In this exhibition, S.M.A.K. wants to look mainly at the present and the future. Well-known classics, outstanding newer works and also recent additions to the collection are to be used to show the position of the museum and of art in contemporary reality and to make new links with other, sometimes surprising and less well-known works in the collection.
‘The Collection (I): Highlights for a Future’ starts out expressly from the present-day conclusion that it is currently impossible to capture the social reality and the art world in one overarching linear storyline or concept. Inspired partly by the architecture of the S.M.A.K. building, the exhibition has been divided into seven sub-presentations, each of which spotlights a number of current trends in society and/or the art world and illustrates them with works from the museum collection. In addition to these proposed guidelines, the exhibition is intended in the first place to be a generous hand extended to the visitor. Visitors are warmly invited to immerse themselves in the labyrinth of contemporary art and to discover for themselves possible connections between the various artworks from the museum’s collection.

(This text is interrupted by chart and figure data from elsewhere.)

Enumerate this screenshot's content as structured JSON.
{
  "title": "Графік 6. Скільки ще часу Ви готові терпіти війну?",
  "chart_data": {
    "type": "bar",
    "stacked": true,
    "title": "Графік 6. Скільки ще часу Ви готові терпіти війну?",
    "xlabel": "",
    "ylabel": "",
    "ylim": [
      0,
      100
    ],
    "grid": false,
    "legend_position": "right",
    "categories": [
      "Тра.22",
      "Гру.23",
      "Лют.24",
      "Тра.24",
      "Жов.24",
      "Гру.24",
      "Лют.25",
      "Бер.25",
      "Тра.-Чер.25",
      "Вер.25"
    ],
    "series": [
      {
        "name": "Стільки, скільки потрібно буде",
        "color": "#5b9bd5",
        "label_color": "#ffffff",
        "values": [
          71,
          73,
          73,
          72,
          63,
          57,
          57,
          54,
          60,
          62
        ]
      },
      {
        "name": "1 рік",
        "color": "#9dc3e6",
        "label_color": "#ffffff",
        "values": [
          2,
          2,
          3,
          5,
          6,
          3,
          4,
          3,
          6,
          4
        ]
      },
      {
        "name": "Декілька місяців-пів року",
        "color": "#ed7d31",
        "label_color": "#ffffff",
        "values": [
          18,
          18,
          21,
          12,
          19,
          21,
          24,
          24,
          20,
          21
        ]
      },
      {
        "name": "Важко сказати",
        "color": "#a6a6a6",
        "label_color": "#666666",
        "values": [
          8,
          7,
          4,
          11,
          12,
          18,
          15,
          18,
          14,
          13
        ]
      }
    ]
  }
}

Three key works from the S.M.A.K. collection will also be returning temporarily to the place where they were initially created – the Museum of Fine Arts (MSK) – under the heading ‘There & Back’: Panamarenko’s 'The Aeromodeller' 'Wirtschaftswerte' by Joseph Beuys and 'Le Décor et son Double' by Daniel Buren. The second, private part of this work can be visited at the Herbert Foundation once a month during the course of the exhibition.
Lastly, the underlying dimension of ‘The Collection (I): Highlights for a Future’ is – as the title suggests – the need to create a proper building for contemporary art in Ghent so that the collection can be permanently displayed and housed under the best circumstances both in the museum and the reserves.